Role of storage vital in unlocking the business value of surveillance data

Sept. 16, 2015
Improved image quality, enhanced analytics demand improved video storage infrastructure

For years, video surveillance has been instrumental in helping keep people safe and deterring theft. But the role of video surveillance is quickly evolving beyond passive observation and loss prevention. With IP-based cameras capable of streaming sharp, high-resolution images and improved video analytics tools, surveillance is getting smarter and, with it, a wider range of business units are now turning to surveillance data for business intelligence. While the possibilities for using surveillance data are exciting, IT departments should first consider how they will manage storage requirements for that data.

In retail for example, understanding consumer behavior is paramount to driving increased sales. The better a company understands its potential buyers, the more satisfying shopping experience it can provide for them. And, information such as shopping traffic volumes, shopper movement through the stores, and the effectiveness of promotional displays at gaining shopper attention can now be captured from surveillance footage instead of “mystery shoppers” walking around the stores. With this information and input from point-of-sale systems and other devices, retailers can make better decisions regarding store layouts, advertising displays, and targeted marketing promotions to increase sales and customer satisfaction.

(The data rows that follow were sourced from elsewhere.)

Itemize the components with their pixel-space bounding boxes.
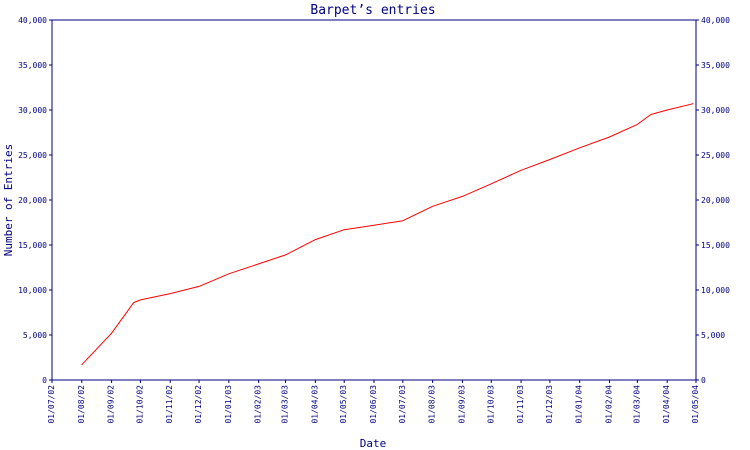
right-y-tick-label: 30,000 [701,106,730,115]
left-y-tick-label: 35,000 [18,61,47,70]
left-y-tick-label: 30,000 [18,106,47,115]
left-y-tick-label: 0 [42,376,47,385]
x-tick-label: 01/11/02 [165,385,174,424]
left-y-axis: 0 5,000 10,000 15,000 20,000 25,000 30,000 35,0… [18,16,52,385]
x-tick-label: 01/03/03 [281,385,290,424]
x-tick-label: 01/07/03 [398,385,407,424]
right-y-axis: 0 5,000 10,000 15,000 20,000 25,000 30,000 35,0… [696,16,730,385]
right-y-tick-label: 5,000 [701,331,725,340]
right-y-tick-label: 25,000 [701,151,730,160]
x-tick-label: 01/01/03 [224,385,233,424]
left-y-tick-label: 40,000 [18,16,47,25]
x-tick-label: 01/01/04 [575,385,584,424]
x-tick-label: 01/11/03 [516,385,525,424]
series-layer [81,103,694,366]
right-y-tick-label: 20,000 [701,196,730,205]
x-tick-label: 01/03/04 [632,385,641,424]
x-tick-label: 01/04/03 [310,385,319,424]
x-tick-label: 01/09/03 [457,385,466,424]
x-tick-label: 01/12/02 [194,385,203,424]
x-tick-label: 01/10/03 [486,385,495,424]
right-y-tick-label: 15,000 [701,241,730,250]
left-y-tick-label: 5,000 [23,331,47,340]
right-y-tick-label: 10,000 [701,286,730,295]
x-axis-label: Date [360,437,387,450]
x-tick-label: 01/08/03 [428,385,437,424]
x-tick-label: 01/12/03 [545,385,554,424]
x-tick-label: 01/08/02 [77,385,86,424]
y-axis-label: Number of Entries [2,144,15,257]
chart-title: Barpet’s entries [310,3,435,18]
left-y-tick-label: 15,000 [18,241,47,250]
x-tick-label: 01/04/04 [662,385,671,424]
left-y-tick-label: 20,000 [18,196,47,205]
x-tick-label: 01/10/02 [135,385,144,424]
right-y-tick-label: 40,000 [701,16,730,25]
left-y-tick-label: 25,000 [18,151,47,160]
x-tick-label: 01/02/03 [254,385,263,424]
x-axis: 01/07/02 01/08/02 01/09/02 01/10/02 01/11/02… [47,380,700,424]
plot-frame [51,19,697,381]
series-line-1 [81,103,694,366]
x-tick-label: 01/02/04 [604,385,613,424]
right-y-tick-label: 35,000 [701,61,730,70]
x-tick-label: 01/05/03 [339,385,348,424]
left-y-tick-label: 10,000 [18,286,47,295]
x-tick-label: 01/06/03 [369,385,378,424]
x-tick-label: 01/09/02 [107,385,116,424]
x-tick-label: 01/05/04 [691,385,700,424]
right-y-tick-label: 0 [701,376,706,385]
x-tick-label: 01/07/02 [47,385,56,424]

 In the transportation and shipping industry, optimizing the movement of cargo into and out of ports is essential. By using surveillance data and integrating it with RFID tag information on containers, companies can analyze traffic patterns and better organize shipyards to improve the flow of cargo and lower operational costs. In a similar fashion, surveillance data combined with input from RFID and other sensor technologies can be used to track materials through manufacturing facilities to reduce costs and eliminate waste.

There are other examples out there. But one thing is clear: with the increased volume and granular detail of surveillance footage available, what traditionally has been thought of as “surveillance data” to be used for loss prevention is quickly moving in the direction of what can be called “video-based data” and mined for other business uses. Many providers of leading analytics solutions already have recognized the potential for video-based data, shifting from strictly offering security analytics, such as event detection and alerts, to including more business-based analytics, such as traffic volumes and movement trends. In fact, according to IHS, the global video analytics and intelligent video surveillance market is forecasted to grow at a compound annual growth rate of 14 percent, to $22 billion by 2020.

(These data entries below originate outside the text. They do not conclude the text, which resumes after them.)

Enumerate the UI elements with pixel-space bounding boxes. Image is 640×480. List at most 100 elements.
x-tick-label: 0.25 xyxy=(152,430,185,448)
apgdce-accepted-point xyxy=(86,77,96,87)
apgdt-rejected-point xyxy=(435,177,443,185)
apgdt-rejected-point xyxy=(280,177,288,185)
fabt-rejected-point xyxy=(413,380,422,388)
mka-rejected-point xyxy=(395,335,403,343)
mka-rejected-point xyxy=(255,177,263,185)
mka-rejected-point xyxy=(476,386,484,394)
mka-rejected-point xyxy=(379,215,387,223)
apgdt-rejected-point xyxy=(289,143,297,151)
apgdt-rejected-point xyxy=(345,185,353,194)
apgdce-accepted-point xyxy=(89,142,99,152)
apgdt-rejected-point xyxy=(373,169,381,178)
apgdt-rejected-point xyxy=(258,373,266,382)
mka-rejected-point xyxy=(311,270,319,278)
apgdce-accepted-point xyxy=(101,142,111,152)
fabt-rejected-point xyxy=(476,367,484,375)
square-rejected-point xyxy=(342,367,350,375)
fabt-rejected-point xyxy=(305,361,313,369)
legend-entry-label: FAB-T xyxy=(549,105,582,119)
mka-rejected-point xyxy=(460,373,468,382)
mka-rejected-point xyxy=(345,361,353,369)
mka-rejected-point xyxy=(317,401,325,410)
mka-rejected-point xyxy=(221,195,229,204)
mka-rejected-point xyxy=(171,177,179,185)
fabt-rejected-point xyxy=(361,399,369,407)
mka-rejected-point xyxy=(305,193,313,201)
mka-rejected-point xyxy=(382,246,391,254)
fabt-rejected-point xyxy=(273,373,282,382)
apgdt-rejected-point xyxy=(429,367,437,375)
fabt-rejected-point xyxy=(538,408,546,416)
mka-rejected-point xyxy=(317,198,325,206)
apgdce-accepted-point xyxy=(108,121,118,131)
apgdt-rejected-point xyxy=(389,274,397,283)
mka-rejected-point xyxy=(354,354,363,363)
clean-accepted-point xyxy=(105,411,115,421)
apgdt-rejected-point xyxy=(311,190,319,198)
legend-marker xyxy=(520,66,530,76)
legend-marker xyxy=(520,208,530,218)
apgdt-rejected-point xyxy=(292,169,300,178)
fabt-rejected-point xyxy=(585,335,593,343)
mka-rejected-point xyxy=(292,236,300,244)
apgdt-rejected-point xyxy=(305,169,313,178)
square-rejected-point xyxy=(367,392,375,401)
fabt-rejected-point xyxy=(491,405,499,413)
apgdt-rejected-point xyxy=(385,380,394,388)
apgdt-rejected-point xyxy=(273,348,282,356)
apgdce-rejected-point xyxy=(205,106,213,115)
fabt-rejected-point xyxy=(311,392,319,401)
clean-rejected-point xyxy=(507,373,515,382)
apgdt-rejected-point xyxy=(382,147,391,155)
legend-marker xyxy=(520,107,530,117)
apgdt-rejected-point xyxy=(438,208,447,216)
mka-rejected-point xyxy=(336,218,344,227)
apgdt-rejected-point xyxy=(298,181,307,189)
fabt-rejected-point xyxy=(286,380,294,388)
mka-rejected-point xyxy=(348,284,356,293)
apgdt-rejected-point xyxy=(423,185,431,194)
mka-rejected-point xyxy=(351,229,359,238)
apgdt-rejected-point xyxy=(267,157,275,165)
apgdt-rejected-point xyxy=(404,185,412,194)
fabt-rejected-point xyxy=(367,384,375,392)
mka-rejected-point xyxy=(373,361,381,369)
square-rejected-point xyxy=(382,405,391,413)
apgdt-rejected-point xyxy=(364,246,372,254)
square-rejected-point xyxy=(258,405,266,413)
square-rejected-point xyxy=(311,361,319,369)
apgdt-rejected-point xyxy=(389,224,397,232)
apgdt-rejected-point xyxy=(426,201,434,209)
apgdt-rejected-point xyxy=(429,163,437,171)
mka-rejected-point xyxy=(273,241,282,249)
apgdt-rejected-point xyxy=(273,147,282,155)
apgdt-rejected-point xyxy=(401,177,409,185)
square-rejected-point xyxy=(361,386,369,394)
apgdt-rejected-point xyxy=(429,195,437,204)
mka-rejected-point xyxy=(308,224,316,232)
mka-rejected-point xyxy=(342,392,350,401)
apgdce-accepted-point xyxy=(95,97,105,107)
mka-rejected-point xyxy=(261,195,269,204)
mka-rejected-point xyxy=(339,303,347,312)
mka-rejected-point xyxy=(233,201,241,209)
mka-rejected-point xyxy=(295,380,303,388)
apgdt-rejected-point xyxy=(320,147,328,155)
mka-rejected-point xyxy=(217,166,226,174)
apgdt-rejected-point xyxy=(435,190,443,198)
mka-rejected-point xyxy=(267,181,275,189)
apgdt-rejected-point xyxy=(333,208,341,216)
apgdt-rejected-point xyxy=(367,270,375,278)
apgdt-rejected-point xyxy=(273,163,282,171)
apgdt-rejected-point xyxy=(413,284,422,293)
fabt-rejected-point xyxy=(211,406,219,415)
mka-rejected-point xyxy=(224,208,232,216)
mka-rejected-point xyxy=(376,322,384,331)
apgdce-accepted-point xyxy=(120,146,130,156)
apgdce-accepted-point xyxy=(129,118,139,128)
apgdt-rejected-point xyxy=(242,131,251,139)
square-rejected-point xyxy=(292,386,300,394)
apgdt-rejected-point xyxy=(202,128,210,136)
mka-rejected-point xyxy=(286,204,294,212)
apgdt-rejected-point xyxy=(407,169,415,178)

Deriving business value from surveillance data is not simple. Most organizations lack the data storage infrastructure required to support active intelligence gathering and data sharing. If video surveillance is to play a growing role in enterprise business intelligence, there will need to be a transformative change in how this data is managed.

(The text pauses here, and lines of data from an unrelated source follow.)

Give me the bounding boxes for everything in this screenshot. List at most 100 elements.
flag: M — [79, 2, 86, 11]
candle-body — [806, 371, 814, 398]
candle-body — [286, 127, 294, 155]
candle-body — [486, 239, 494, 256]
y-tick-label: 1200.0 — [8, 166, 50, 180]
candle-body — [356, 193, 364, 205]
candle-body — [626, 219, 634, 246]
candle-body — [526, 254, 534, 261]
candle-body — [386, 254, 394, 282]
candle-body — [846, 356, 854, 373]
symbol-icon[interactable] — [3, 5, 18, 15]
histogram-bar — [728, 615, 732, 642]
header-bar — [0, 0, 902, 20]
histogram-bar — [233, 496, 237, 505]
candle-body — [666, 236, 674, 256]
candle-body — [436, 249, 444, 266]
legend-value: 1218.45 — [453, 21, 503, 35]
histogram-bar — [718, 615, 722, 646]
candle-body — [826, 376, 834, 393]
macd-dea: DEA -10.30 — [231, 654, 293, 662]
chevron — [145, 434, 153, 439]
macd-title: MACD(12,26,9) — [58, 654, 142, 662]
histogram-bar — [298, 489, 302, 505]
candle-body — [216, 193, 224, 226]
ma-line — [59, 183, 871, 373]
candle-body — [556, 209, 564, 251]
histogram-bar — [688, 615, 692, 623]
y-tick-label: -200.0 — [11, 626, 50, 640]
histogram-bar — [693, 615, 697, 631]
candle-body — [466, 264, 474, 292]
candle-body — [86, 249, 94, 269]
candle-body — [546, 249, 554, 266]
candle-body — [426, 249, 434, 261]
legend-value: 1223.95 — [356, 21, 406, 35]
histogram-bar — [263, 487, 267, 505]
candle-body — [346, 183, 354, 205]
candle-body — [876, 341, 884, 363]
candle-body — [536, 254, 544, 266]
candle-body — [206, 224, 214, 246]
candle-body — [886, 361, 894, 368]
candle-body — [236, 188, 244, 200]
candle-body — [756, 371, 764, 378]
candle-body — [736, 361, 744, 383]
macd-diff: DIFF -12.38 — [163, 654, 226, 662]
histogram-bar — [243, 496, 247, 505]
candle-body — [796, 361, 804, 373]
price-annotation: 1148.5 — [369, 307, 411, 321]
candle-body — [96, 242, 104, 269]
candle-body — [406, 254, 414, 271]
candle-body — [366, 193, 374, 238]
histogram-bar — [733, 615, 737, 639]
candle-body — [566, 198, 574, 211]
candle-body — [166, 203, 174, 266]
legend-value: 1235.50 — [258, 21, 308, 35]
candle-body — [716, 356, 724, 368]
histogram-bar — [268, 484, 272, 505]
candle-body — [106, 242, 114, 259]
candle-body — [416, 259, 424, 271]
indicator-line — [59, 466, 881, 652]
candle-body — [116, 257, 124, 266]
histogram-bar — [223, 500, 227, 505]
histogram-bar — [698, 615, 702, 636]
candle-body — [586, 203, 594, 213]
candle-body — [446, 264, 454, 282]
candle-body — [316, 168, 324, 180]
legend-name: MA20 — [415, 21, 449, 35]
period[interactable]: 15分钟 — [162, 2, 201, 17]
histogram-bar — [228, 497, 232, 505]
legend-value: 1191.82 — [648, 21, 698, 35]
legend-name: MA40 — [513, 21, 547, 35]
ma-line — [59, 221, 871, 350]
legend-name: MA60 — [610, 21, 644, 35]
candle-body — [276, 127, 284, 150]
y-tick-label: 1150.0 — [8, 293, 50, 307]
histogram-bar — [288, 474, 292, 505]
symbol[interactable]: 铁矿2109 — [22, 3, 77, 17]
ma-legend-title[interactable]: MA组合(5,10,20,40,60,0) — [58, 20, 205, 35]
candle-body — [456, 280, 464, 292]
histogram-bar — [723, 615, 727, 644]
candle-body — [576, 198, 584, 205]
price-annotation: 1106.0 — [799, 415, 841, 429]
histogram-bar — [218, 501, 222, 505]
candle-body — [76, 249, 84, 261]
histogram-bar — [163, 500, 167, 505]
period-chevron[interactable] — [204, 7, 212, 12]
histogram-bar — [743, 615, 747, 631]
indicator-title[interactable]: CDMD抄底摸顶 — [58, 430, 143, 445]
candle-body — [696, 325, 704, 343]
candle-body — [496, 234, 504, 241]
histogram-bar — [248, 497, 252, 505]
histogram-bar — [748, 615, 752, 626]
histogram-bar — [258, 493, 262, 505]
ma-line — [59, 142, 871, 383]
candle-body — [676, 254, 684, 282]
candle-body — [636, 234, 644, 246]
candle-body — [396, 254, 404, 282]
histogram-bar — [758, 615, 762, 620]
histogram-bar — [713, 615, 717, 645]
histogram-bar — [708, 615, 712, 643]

Balancing Performance, Cost, and Accessibility is Vital

Trends and patterns emerge from analyzing data over time; therefore, the longer data is retained, the better the quality of the analytics and more effective the derived business decisions will be. This principle applies to surveillance data. But, too often, storage infrastructure has been an afterthought in the video surveillance buying process, resulting in trade-offs being made between retention times, performance, and accessibility to manage cost. As a result, many organizations lack a storage infrastructure capable of supporting the use of surveillance data for enterprise business intelligence.

For a surveillance system to be effective, the storage infrastructure must be able to handle multiple streams of high bandwidth data in parallel without dropping any data. The more high definition cameras installed, the more bandwidth and processing power required to keep up. To support complex analytics, the storage infrastructure must not only be capable of fast ingest but also able to access data files quickly, process them, and provide information back as soon as possible so it can be acted upon. But while performance and access are important, so is managing cost.

Long-term retention of data to support analytics must be balanced against the cost. For example, implementing a monolithic, disk-based storage infrastructure will deliver very good performance, but it’s also very expensive and can result in islands of storage, making long-term retention of data cost prohibitive. And, while offloading older data files to less expensive mediums such as tape storage can lower costs, it can make keeping track of the data difficult and the process of performing analytics very cumbersome.

The best approach to managing video data so that files are retained cost-effectively—but can be quickly accessed and retrieved for analysis later—is to implement a high-performance, tiered-storage infrastructure that can be managed as a single system. Using a tiered architecture enables video files to be stored on the most cost-effective medium—whether that is primary disk, secondary disk, tape, object storage or a cloud instance—based on user-defined policies. Once the policies are defined, the system manages the movement of data between the tiers and the metadata remains intact. As a result, video files are able to be kept for longer periods of time and can be easily searched and accessed through a single file system view, lowering the cost of storage and enabling analytics to be performed more effectively.

Tremendous business value can be extracted from surveillance data through business analytics. But to do it effectively requires a cost-effective storage infrastructure that allows data to be retained for a long period of time while still ensuring fast and easy access to both the data files and their metadata. As a result, storage infrastructure must be carefully considered during the evaluation stage of any surveillance solution and must be designed with performance, accessibility and cost in mind.

About the Author: Wayne Arvidson is Quantum’s vice president of video surveillance solutions. A seasoned global marketing, product management, and business development executive, Wayne has 25 years senior management experience in companies ranging from start-ups to Fortune 500 firms and drives Quantum’s strategy in the surveillance and security market.